I both agree and disagree with B about as to how much this choice by Facebook to share street addresses and phone numbers matters. What I said to someone else on the matter:

I agree that one's address and phone number are accessible elsewhere. Even if they're unlisted, in your phone company's definition, odds are, they're out there on the Web.

However, there's accessible and then there's accessible. I don't much mind if a human is looking for me, specifically, and wants to make the effort to look me up; what I like to prevent is machine-harvesting of my information. Especially when there's likely a lot of other related context that can be automatically gleaned at the same time, such as my circle of friends and family, what links I've clicked on through Facebook, etc.

In other words, as you will have no doubt realized, based on your more recent email about Spokeo, when we have programs that can roam around collecting data, it can lead to rapid accumulation of useful information, from which can be drawn results that may be fairly unsettling. To my mind, the difference between getting personal info through Facebook compared to automated mining of, say, real estate databases and telephone company directory listings, is that there is all that personalized information right in the same place, associated with a specific name.

(continued next comment)

Brendan said...

(continued from previous comment)

To sketch out why this could matter, observe that the Spokeo listing for me is fairly ambiguous, even given my rather unusual name and that you could further narrow it down to one state. Now imagine if some agency was, oh, I don't know, looking to make a collection of dossiers of all bloggers who had said mean things about John Boehner. (Or make it a real nightmare: who had said mean things about President-elect Palin.) As it stands now, someone could probably figure out with an automated approach that bjkeefe="Brendan Keefe" and could maybe figure out a few people with whom I'm likely to be friends online, by looking at where else "bjkeefe" has appeared in comments sections, etc. But with the Facebook personal network info, not only would such an agency be able to figure out which "Brendan Keefe" was me, they'd also know the names of some of my relatives and friends (and not just the online-only friends, but the meatspace ones). They'd know where I lived, what my phone number was (and probably my cell phone number, which is not too easy to get elsewhere), what I looked like (from people tagging me in pictures), and a whole bunch of information about my tastes, interests, and habits. All in one place, all easily swept up in an automated manner, all much more valuable because of the now-known interconnectedness of the data elements.

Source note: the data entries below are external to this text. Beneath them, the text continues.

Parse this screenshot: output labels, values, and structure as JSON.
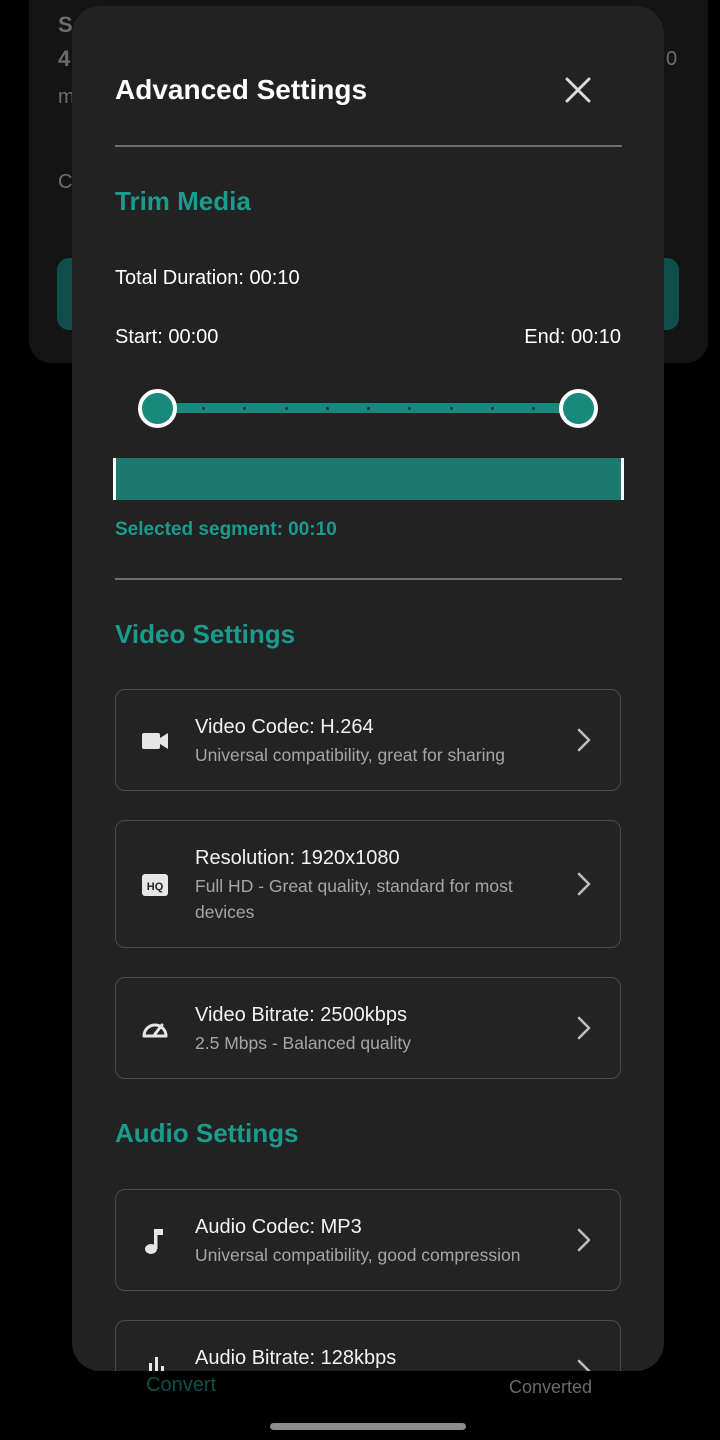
{
  "background": {
    "card_letters": [
      "S",
      "4",
      "m",
      "C"
    ],
    "card_right_char": "0",
    "nav": {
      "convert": "Convert",
      "converted": "Converted"
    }
  },
  "modal": {
    "title": "Advanced Settings",
    "trim": {
      "heading": "Trim Media",
      "total_duration": "Total Duration: 00:10",
      "start": "Start: 00:00",
      "end": "End: 00:10",
      "selected_segment": "Selected segment: 00:10",
      "range": {
        "start_fraction": 0,
        "end_fraction": 1
      }
    },
    "video": {
      "heading": "Video Settings",
      "items": [
        {
          "icon": "videocam-icon",
          "title": "Video Codec: H.264",
          "subtitle": "Universal compatibility, great for sharing"
        },
        {
          "icon": "hq-icon",
          "title": "Resolution: 1920x1080",
          "subtitle": "Full HD - Great quality, standard for most devices"
        },
        {
          "icon": "speed-icon",
          "title": "Video Bitrate: 2500kbps",
          "subtitle": "2.5 Mbps - Balanced quality"
        }
      ]
    },
    "audio": {
      "heading": "Audio Settings",
      "items": [
        {
          "icon": "music-note-icon",
          "title": "Audio Codec: MP3",
          "subtitle": "Universal compatibility, good compression"
        },
        {
          "icon": "equalizer-icon",
          "title": "Audio Bitrate: 128kbps",
          "subtitle": ""
        }
      ]
    }
  },
  "colors": {
    "accent": "#1a9b8d",
    "surface": "#222222",
    "background": "#000000"
  }
}
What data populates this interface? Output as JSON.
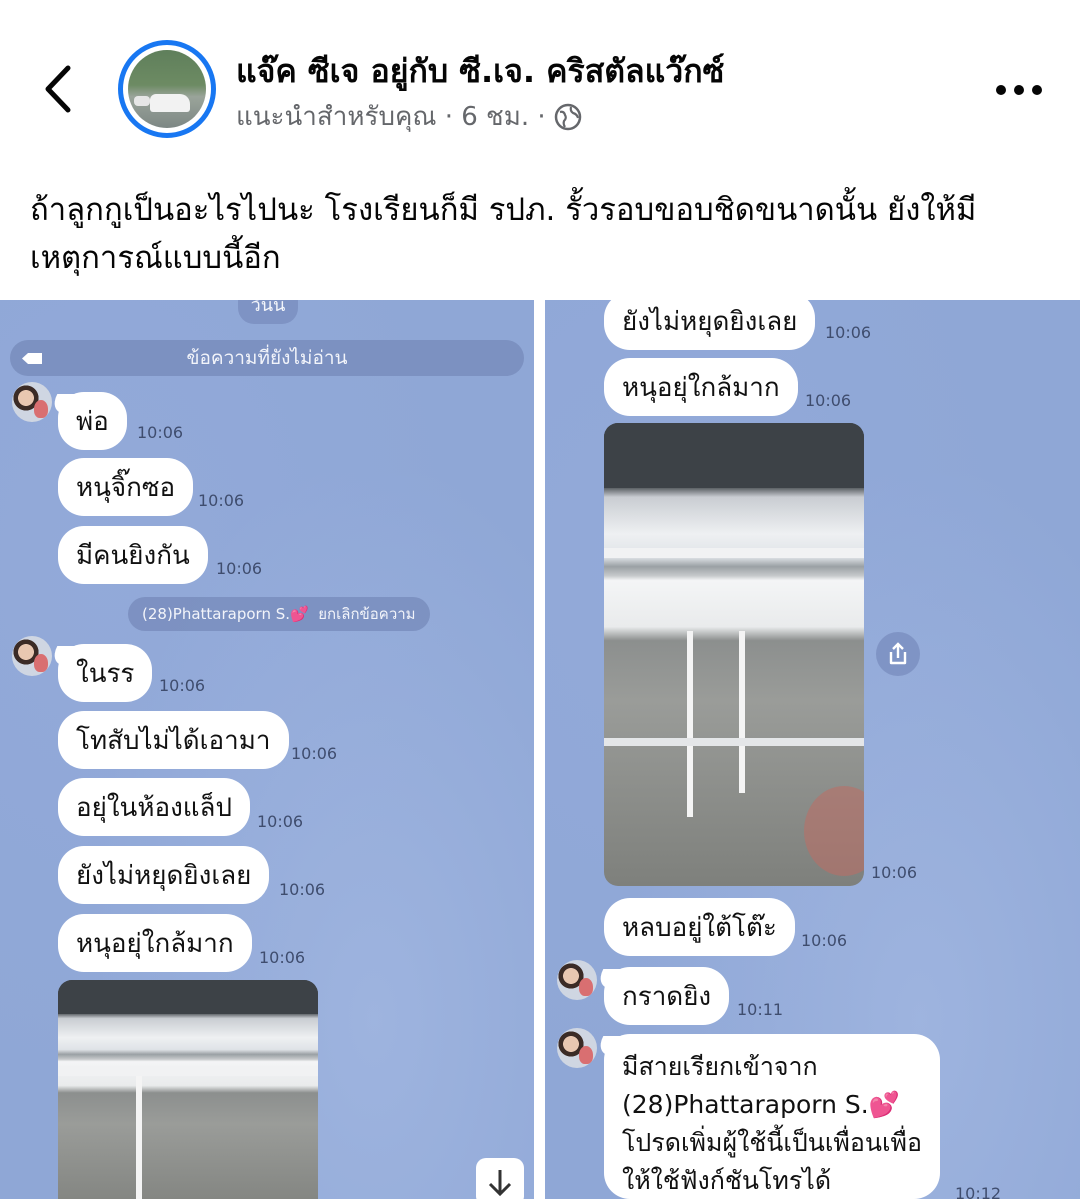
{
  "header": {
    "page_name": "แจ๊ค ซีเจ อยู่กับ ซี.เจ. คริสตัลแว๊กซ์",
    "subtitle": "แนะนำสำหรับคุณ · 6 ชม. ·",
    "icons": [
      "chevron-left-icon",
      "globe-icon",
      "more-icon"
    ]
  },
  "post": {
    "text": "ถ้าลูกกูเป็นอะไรไปนะ โรงเรียนก็มี รปภ. รั้วรอบขอบชิดขนาดนั้น ยังให้มีเหตุการณ์แบบนี้อีก"
  },
  "left_chat": {
    "date_pill": "วันนี้",
    "unread": "ข้อความที่ยังไม่อ่าน",
    "messages": [
      {
        "text": "พ่อ",
        "time": "10:06"
      },
      {
        "text": "หนุจิ๊กซอ",
        "time": "10:06"
      },
      {
        "text": "มีคนยิงกัน",
        "time": "10:06"
      },
      {
        "text": "ในรร",
        "time": "10:06"
      },
      {
        "text": "โทสับไม่ได้เอามา",
        "time": "10:06"
      },
      {
        "text": "อยุ่ในห้องแล็ป",
        "time": "10:06"
      },
      {
        "text": "ยังไม่หยุดยิงเลย",
        "time": "10:06"
      },
      {
        "text": "หนุอยุ่ใกล้มาก",
        "time": "10:06"
      }
    ],
    "system_msg": {
      "name": "(28)Phattaraporn S.",
      "heart": "💕",
      "action": "ยกเลิกข้อความ"
    }
  },
  "right_chat": {
    "messages": [
      {
        "text": "ยังไม่หยุดยิงเลย",
        "time": "10:06"
      },
      {
        "text": "หนุอยุ่ใกล้มาก",
        "time": "10:06"
      },
      {
        "text": "หลบอยู่ใต้โต๊ะ",
        "time": "10:06"
      },
      {
        "text": "กราดยิง",
        "time": "10:11"
      }
    ],
    "photo_time": "10:06",
    "call_msg": {
      "line1": "มีสายเรียกเข้าจาก",
      "line2": "(28)Phattaraporn S.",
      "heart": "💕",
      "line3": "โปรดเพิ่มผู้ใช้นี้เป็นเพื่อนเพื่อ",
      "line4": "ให้ใช้ฟังก์ชันโทรได้",
      "time": "10:12"
    }
  }
}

Don't forget, also, that not everyone is as smart as B (and you and me) about not posting online information that is not required to be posted. Many, probably most, Facebook users have the sense that they're in a private space when they're on Facebook, that only people who they have designated as friends can see their personal information. And I'm not sure, but I'd bet tall dollars that when one signs up for a Facebook account, the impression is created that a street address and phone number must be entered. Typically, when one is signing up for something online, the only clue that is given a field may be left blank is that it is not marked with an asterisk.

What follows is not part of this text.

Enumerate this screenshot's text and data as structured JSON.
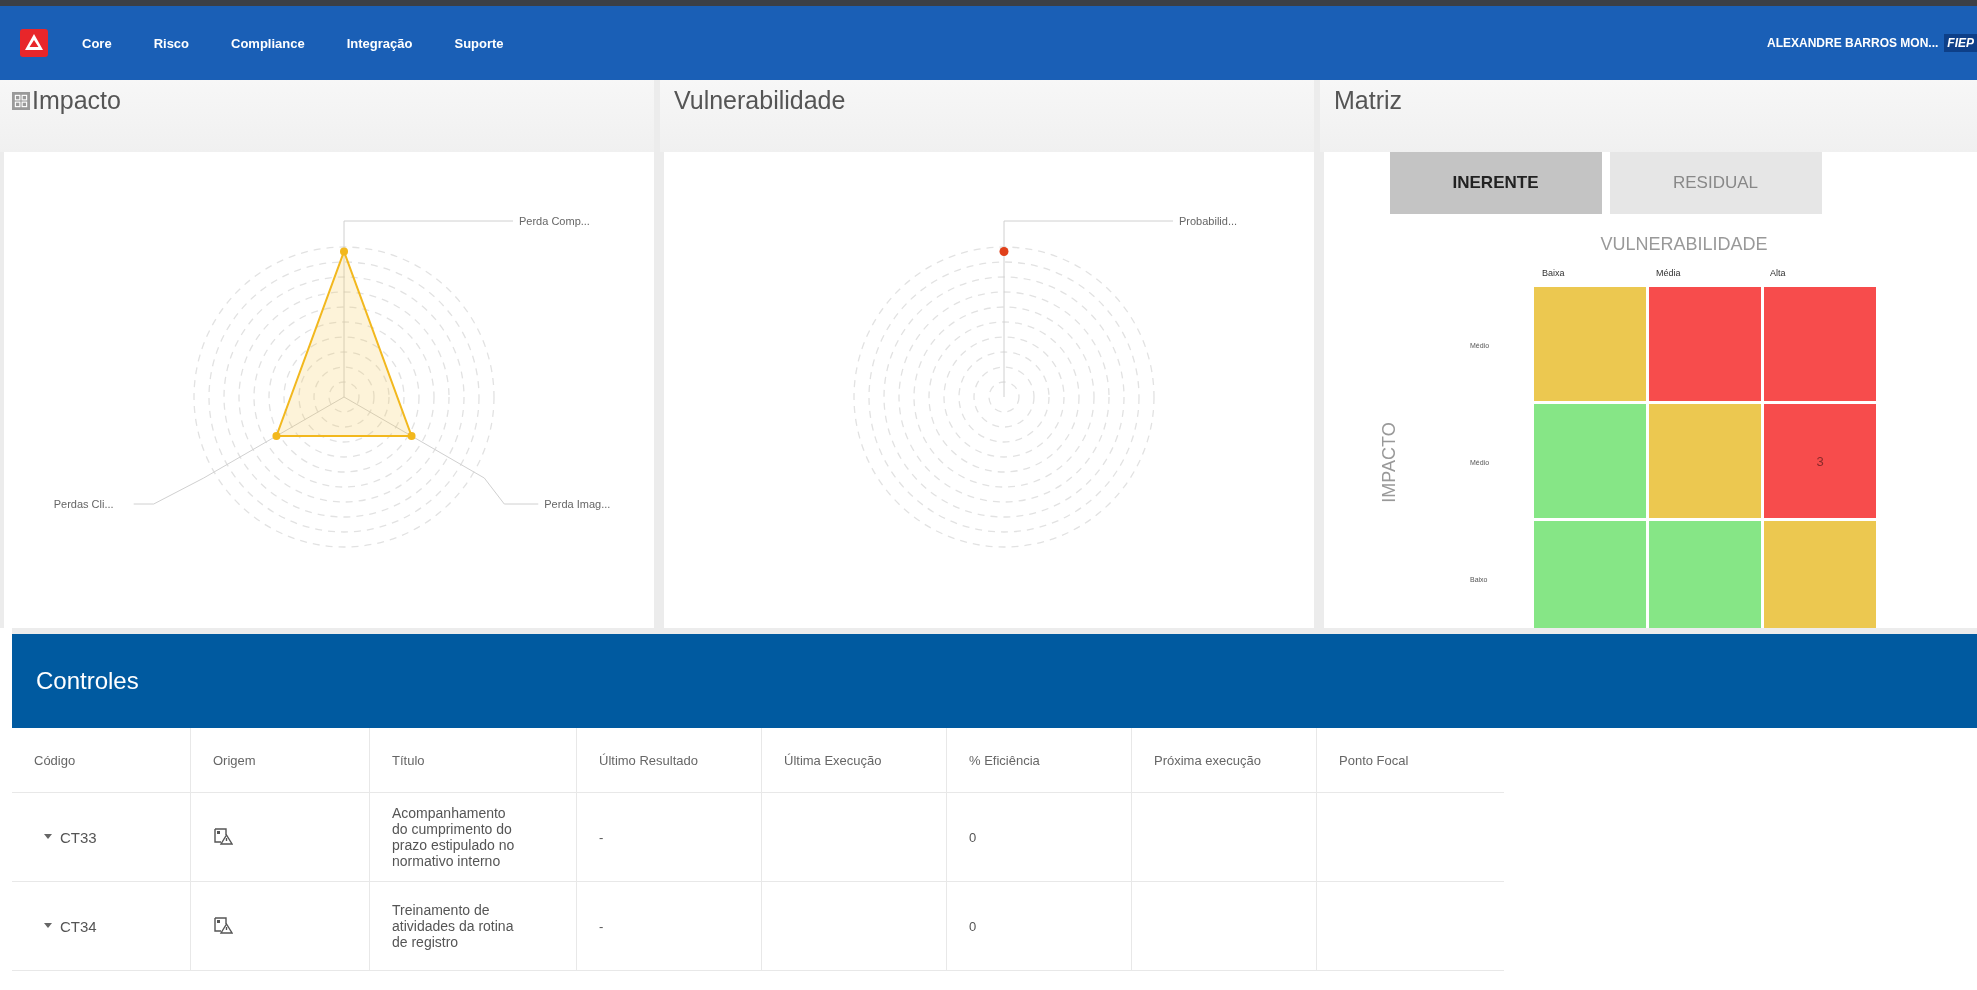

Finally, given that Facebook has something like 500 million accounts, it is THE go-to place for harvesting information. Again, it's not as though the information FB is planning to share isn't already out there; it's just that their choice makes it a lot easier to sweep it up and cross-correlate it using an automated approach.

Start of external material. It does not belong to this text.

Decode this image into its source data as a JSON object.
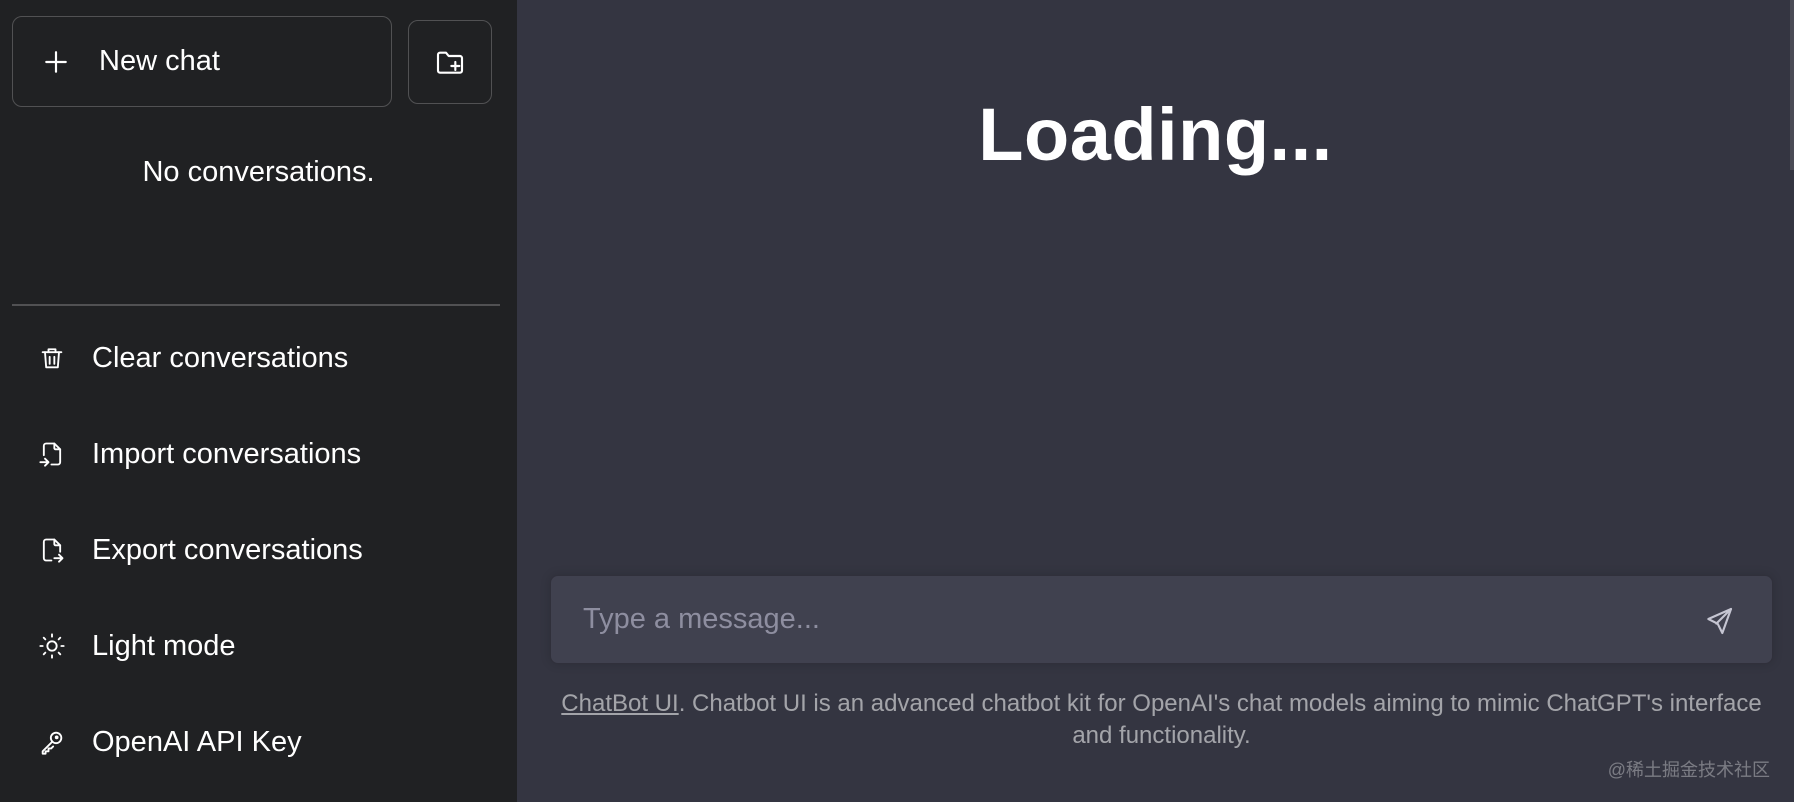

Am I actually bothered that much about this, given how long this email is getting? No, not really. I long ago decided to post online only under my real name, and I've known for even longer than that what is possible using automated data collecting tools. So I've made my choices (based in part on a long-held cynical view about the loss of privacy), and I don't regret them. But it is the principle of the thing to me: not everyone has the same computer-awareness as I do, and I think it's wrong of a company to take advantage of their ignorance, rather than giving them sufficient information to make an informed choice.